Fortunately, he wouldn't have to read the entire sequence, which contains 2.5 billion nucleotides. He could find the information he needed in a short DNA section called the barcode region. This section of DNA works like the black and white barcodes on products sold in stores. Store scanners can identify billions of different items based on how a few bars are arranged. Likewise, says Amato, "A relatively small piece of DNA from a particular region has enough differences that it effectively acts like a product barcode for species."
Cracking the Code
After Amato extracted DNA from the skin cells that made up the crocodilian handbag, he started a chemical reaction that built copies of the barcode region. Multiple copies made it easier for a machine called a DNA sequencer to read the code. This ability to amplify, or copy, DNA means that scientists can read the barcode even if they have only a tiny piece of the animal. In fact, Amato has solved cases in which the only crime scene evidence was a single hair. "Theoretically, all I need is one cell," he says. "That's why this technology is so powerful for forensics."
Once he had the barcode sequence, he needed to determine to which species it belonged. He searched a computer database of sequences and found a perfect match-the Yacare caiman, a threatened species of South American crocodilian!
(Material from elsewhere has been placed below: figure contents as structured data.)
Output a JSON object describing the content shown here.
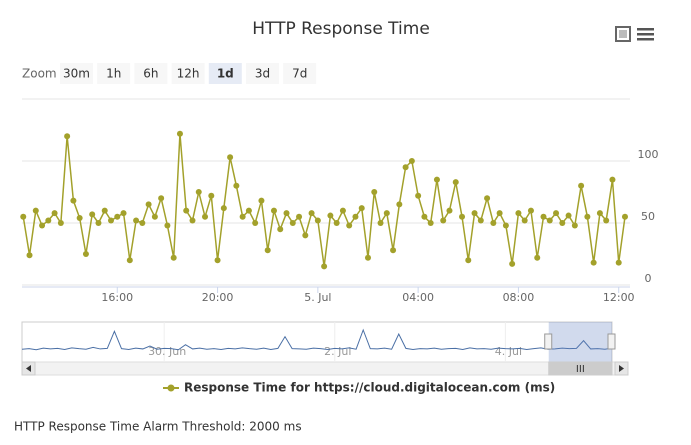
{
  "chart_data": [
    {
      "type": "line",
      "title": "HTTP Response Time",
      "x": [
        12.25,
        12.5,
        12.75,
        13,
        13.25,
        13.5,
        13.75,
        14,
        14.25,
        14.5,
        14.75,
        15,
        15.25,
        15.5,
        15.75,
        16,
        16.25,
        16.5,
        16.75,
        17,
        17.25,
        17.5,
        17.75,
        18,
        18.25,
        18.5,
        18.75,
        19,
        19.25,
        19.5,
        19.75,
        20,
        20.25,
        20.5,
        20.75,
        21,
        21.25,
        21.5,
        21.75,
        22,
        22.25,
        22.5,
        22.75,
        23,
        23.25,
        23.5,
        23.75,
        24,
        24.25,
        24.5,
        24.75,
        25,
        25.25,
        25.5,
        25.75,
        26,
        26.25,
        26.5,
        26.75,
        27,
        27.25,
        27.5,
        27.75,
        28,
        28.25,
        28.5,
        28.75,
        29,
        29.25,
        29.5,
        29.75,
        30,
        30.25,
        30.5,
        30.75,
        31,
        31.25,
        31.5,
        31.75,
        32,
        32.25,
        32.5,
        32.75,
        33,
        33.25,
        33.5,
        33.75,
        34,
        34.25,
        34.5,
        34.75,
        35,
        35.25,
        35.5,
        35.75,
        36,
        36.25
      ],
      "series": [
        {
          "name": "Response Time for https://cloud.digitalocean.com (ms)",
          "color": "#a3a12b",
          "values": [
            55,
            24,
            60,
            48,
            52,
            58,
            50,
            120,
            68,
            54,
            25,
            57,
            50,
            60,
            52,
            55,
            58,
            20,
            52,
            50,
            65,
            55,
            70,
            48,
            22,
            122,
            60,
            52,
            75,
            55,
            72,
            20,
            62,
            103,
            80,
            55,
            60,
            50,
            68,
            28,
            60,
            45,
            58,
            50,
            55,
            40,
            58,
            52,
            15,
            56,
            50,
            60,
            48,
            55,
            62,
            22,
            75,
            50,
            58,
            28,
            65,
            95,
            100,
            72,
            55,
            50,
            85,
            52,
            60,
            83,
            55,
            20,
            58,
            52,
            70,
            50,
            58,
            48,
            17,
            58,
            52,
            60,
            22,
            55,
            52,
            58,
            50,
            56,
            48,
            80,
            55,
            18,
            58,
            52,
            85,
            18,
            55
          ]
        }
      ],
      "xlim": [
        12.2,
        36.45
      ],
      "xticks": [
        {
          "value": 16,
          "label": "16:00"
        },
        {
          "value": 20,
          "label": "20:00"
        },
        {
          "value": 24,
          "label": "5. Jul"
        },
        {
          "value": 28,
          "label": "04:00"
        },
        {
          "value": 32,
          "label": "08:00"
        },
        {
          "value": 36,
          "label": "12:00"
        }
      ],
      "ylim": [
        0,
        150
      ],
      "yticks": [
        0,
        50,
        100
      ],
      "grid": true,
      "legend": "bottom"
    },
    {
      "type": "line",
      "x": [
        -136,
        -134,
        -132,
        -130,
        -128,
        -126,
        -124,
        -122,
        -120,
        -118,
        -116,
        -114,
        -112,
        -110,
        -108,
        -106,
        -104,
        -102,
        -100,
        -98,
        -96,
        -94,
        -92,
        -90,
        -88,
        -86,
        -84,
        -82,
        -80,
        -78,
        -76,
        -74,
        -72,
        -70,
        -68,
        -66,
        -64,
        -62,
        -60,
        -58,
        -56,
        -54,
        -52,
        -50,
        -48,
        -46,
        -44,
        -42,
        -40,
        -38,
        -36,
        -34,
        -32,
        -30,
        -28,
        -26,
        -24,
        -22,
        -20,
        -18,
        -16,
        -14,
        -12,
        -10,
        -8,
        -6,
        -4,
        -2,
        0,
        2,
        4,
        6,
        8,
        10,
        12,
        14,
        16,
        18,
        20,
        22,
        24,
        26,
        28,
        30
      ],
      "series": [
        {
          "color": "#4a6fa5",
          "values": [
            48,
            50,
            46,
            52,
            49,
            51,
            47,
            53,
            50,
            48,
            55,
            49,
            51,
            115,
            50,
            47,
            52,
            49,
            60,
            48,
            51,
            50,
            46,
            65,
            49,
            52,
            48,
            50,
            47,
            51,
            49,
            53,
            50,
            48,
            52,
            47,
            51,
            95,
            50,
            49,
            48,
            52,
            50,
            47,
            51,
            49,
            53,
            48,
            120,
            50,
            49,
            52,
            48,
            105,
            51,
            47,
            50,
            49,
            52,
            48,
            50,
            51,
            47,
            53,
            49,
            50,
            48,
            52,
            50,
            49,
            51,
            47,
            50,
            53,
            48,
            49,
            52,
            50,
            51,
            80,
            49,
            50,
            48,
            52
          ]
        }
      ],
      "xlim": [
        -136,
        30
      ],
      "xticks": [
        {
          "value": -96,
          "label": "30. Jun"
        },
        {
          "value": -48,
          "label": "2. Jul"
        },
        {
          "value": 0,
          "label": "4. Jul"
        }
      ],
      "ylim": [
        0,
        150
      ]
    }
  ],
  "range_selector": {
    "label": "Zoom",
    "buttons": [
      "30m",
      "1h",
      "6h",
      "12h",
      "1d",
      "3d",
      "7d"
    ],
    "selected": 4
  },
  "footer": "HTTP Response Time Alarm Threshold: 2000 ms"
}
Amato phoned the U.S. Fish and Wildlife Service officer, who then started a criminal investigation against the importer.
Researchers hope to someday develop portable equipment for reading DNA barcodes right at the crime scene. Amato says, "This will be something similar to the way you scan a barcode at a grocery store." That would enable officers to identify and arrest importers of threatened species on the spot.
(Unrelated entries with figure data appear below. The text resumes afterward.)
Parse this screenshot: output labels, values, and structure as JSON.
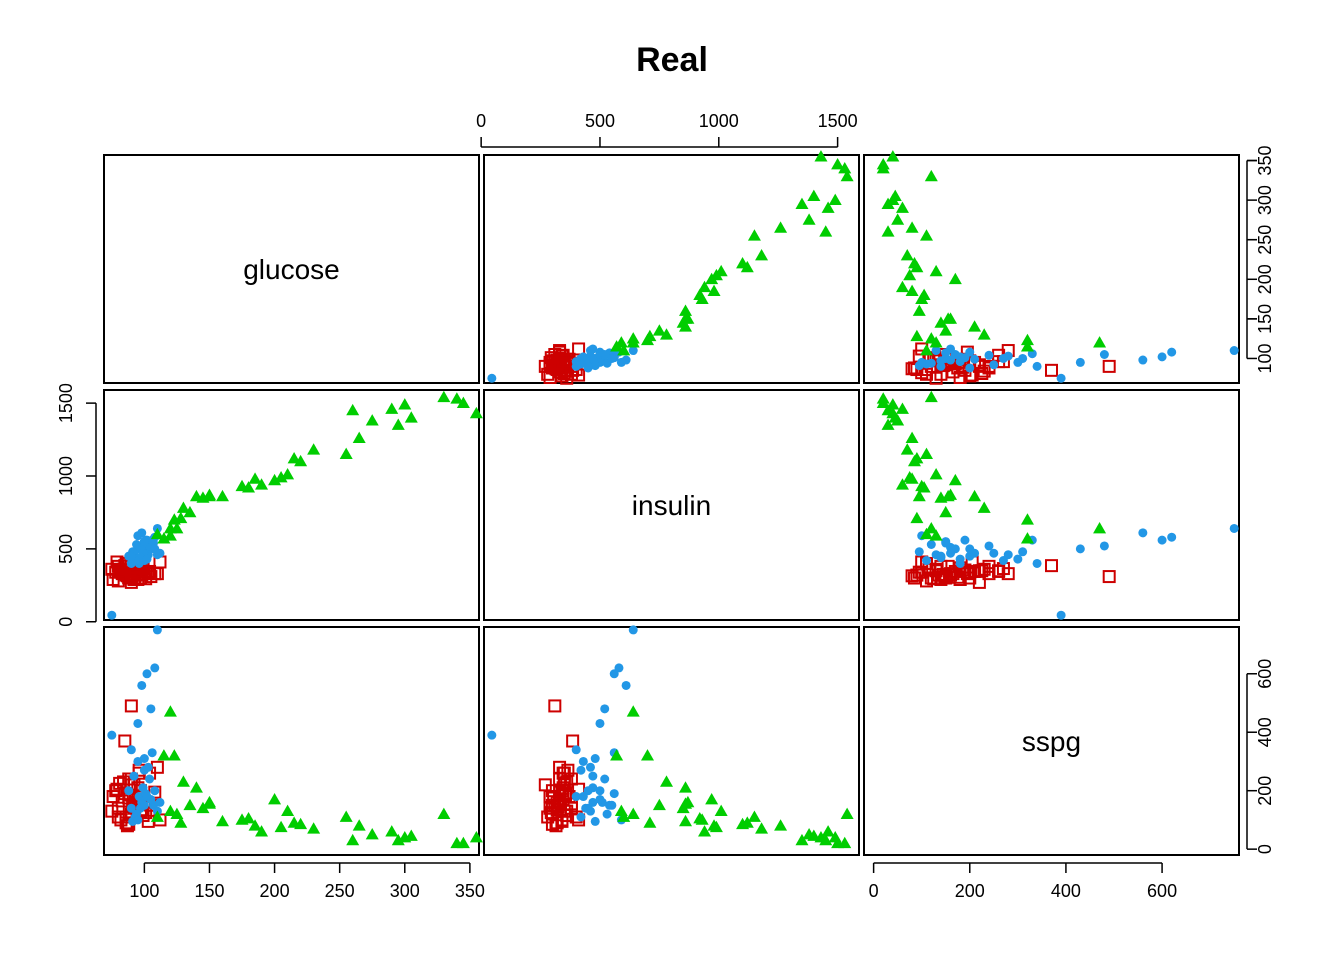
{
  "chart_data": {
    "type": "scatter",
    "title": "Real",
    "variables": [
      "glucose",
      "insulin",
      "sspg"
    ],
    "axes": {
      "glucose": {
        "ticks": [
          100,
          150,
          200,
          250,
          300,
          350
        ],
        "range": [
          69,
          357
        ]
      },
      "insulin": {
        "ticks": [
          0,
          500,
          1000,
          1500
        ],
        "range": [
          12,
          1590
        ]
      },
      "sspg": {
        "ticks": [
          0,
          200,
          400,
          600
        ],
        "range": [
          -20,
          760
        ]
      }
    },
    "groups": [
      {
        "marker": "open-square",
        "color": "#CD0000"
      },
      {
        "marker": "filled-circle",
        "color": "#2297E6"
      },
      {
        "marker": "filled-triangle",
        "color": "#00CD00"
      }
    ],
    "points": {
      "group1": [
        [
          90,
          310,
          490
        ],
        [
          88,
          330,
          240
        ],
        [
          92,
          350,
          220
        ],
        [
          85,
          355,
          190
        ],
        [
          95,
          290,
          180
        ],
        [
          100,
          330,
          160
        ],
        [
          80,
          380,
          140
        ],
        [
          90,
          300,
          120
        ],
        [
          75,
          360,
          130
        ],
        [
          82,
          340,
          100
        ],
        [
          86,
          320,
          90
        ],
        [
          93,
          345,
          170
        ],
        [
          97,
          300,
          200
        ],
        [
          105,
          310,
          150
        ],
        [
          110,
          330,
          280
        ],
        [
          96,
          350,
          260
        ],
        [
          84,
          360,
          230
        ],
        [
          78,
          340,
          200
        ],
        [
          88,
          305,
          175
        ],
        [
          91,
          325,
          145
        ],
        [
          99,
          360,
          115
        ],
        [
          103,
          340,
          95
        ],
        [
          87,
          315,
          80
        ],
        [
          80,
          280,
          110
        ],
        [
          92,
          300,
          150
        ],
        [
          95,
          345,
          210
        ],
        [
          89,
          355,
          185
        ],
        [
          83,
          330,
          165
        ],
        [
          98,
          320,
          135
        ],
        [
          101,
          295,
          125
        ],
        [
          94,
          380,
          155
        ],
        [
          86,
          400,
          110
        ],
        [
          79,
          410,
          205
        ],
        [
          90,
          380,
          240
        ],
        [
          96,
          365,
          270
        ],
        [
          104,
          345,
          260
        ],
        [
          108,
          330,
          195
        ],
        [
          88,
          300,
          85
        ],
        [
          92,
          290,
          140
        ],
        [
          81,
          350,
          225
        ],
        [
          99,
          370,
          180
        ],
        [
          85,
          385,
          370
        ],
        [
          112,
          410,
          100
        ],
        [
          97,
          350,
          130
        ],
        [
          93,
          320,
          160
        ],
        [
          90,
          270,
          220
        ],
        [
          76,
          290,
          180
        ]
      ],
      "group2": [
        [
          75,
          45,
          390
        ],
        [
          90,
          400,
          340
        ],
        [
          95,
          430,
          300
        ],
        [
          100,
          480,
          310
        ],
        [
          105,
          520,
          480
        ],
        [
          108,
          580,
          620
        ],
        [
          102,
          560,
          600
        ],
        [
          98,
          610,
          560
        ],
        [
          110,
          640,
          750
        ],
        [
          95,
          500,
          430
        ],
        [
          92,
          470,
          250
        ],
        [
          88,
          450,
          200
        ],
        [
          100,
          420,
          270
        ],
        [
          103,
          460,
          280
        ],
        [
          107,
          540,
          150
        ],
        [
          98,
          510,
          160
        ],
        [
          96,
          400,
          180
        ],
        [
          94,
          530,
          120
        ],
        [
          101,
          560,
          190
        ],
        [
          99,
          470,
          210
        ],
        [
          105,
          500,
          170
        ],
        [
          110,
          460,
          130
        ],
        [
          97,
          440,
          140
        ],
        [
          93,
          420,
          110
        ],
        [
          91,
          480,
          95
        ],
        [
          104,
          520,
          240
        ],
        [
          106,
          560,
          330
        ],
        [
          95,
          590,
          100
        ],
        [
          100,
          550,
          150
        ],
        [
          108,
          500,
          200
        ],
        [
          112,
          470,
          160
        ],
        [
          102,
          430,
          180
        ],
        [
          90,
          450,
          140
        ]
      ],
      "group3": [
        [
          120,
          640,
          470
        ],
        [
          115,
          570,
          320
        ],
        [
          123,
          700,
          320
        ],
        [
          130,
          780,
          230
        ],
        [
          140,
          860,
          210
        ],
        [
          150,
          870,
          160
        ],
        [
          125,
          640,
          120
        ],
        [
          145,
          850,
          140
        ],
        [
          160,
          860,
          95
        ],
        [
          175,
          930,
          100
        ],
        [
          185,
          980,
          80
        ],
        [
          200,
          970,
          170
        ],
        [
          210,
          1010,
          130
        ],
        [
          215,
          1120,
          90
        ],
        [
          230,
          1180,
          70
        ],
        [
          255,
          1150,
          110
        ],
        [
          265,
          1260,
          80
        ],
        [
          275,
          1380,
          50
        ],
        [
          290,
          1460,
          60
        ],
        [
          300,
          1490,
          40
        ],
        [
          305,
          1400,
          45
        ],
        [
          330,
          1540,
          120
        ],
        [
          340,
          1530,
          20
        ],
        [
          355,
          1430,
          40
        ],
        [
          345,
          1500,
          20
        ],
        [
          295,
          1350,
          30
        ],
        [
          260,
          1450,
          30
        ],
        [
          120,
          590,
          130
        ],
        [
          135,
          750,
          150
        ],
        [
          110,
          600,
          110
        ],
        [
          190,
          940,
          60
        ],
        [
          220,
          1100,
          85
        ],
        [
          180,
          920,
          105
        ],
        [
          205,
          990,
          75
        ],
        [
          150,
          860,
          155
        ],
        [
          128,
          710,
          90
        ]
      ]
    }
  }
}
Meanwhile, Amato's lab tackles 20 to 25 wildlife CSI cases each year. The illegal products he has helped keep off the market include seal skins, shark fins, and whale and monkey meat. When the results come in, he has mixed feelings. "On one hand, it's sad to know that an endangered or protected animal was illegally harvested," he says. "On the other hand, it is rewarding to play a role in closing down that illegal activity."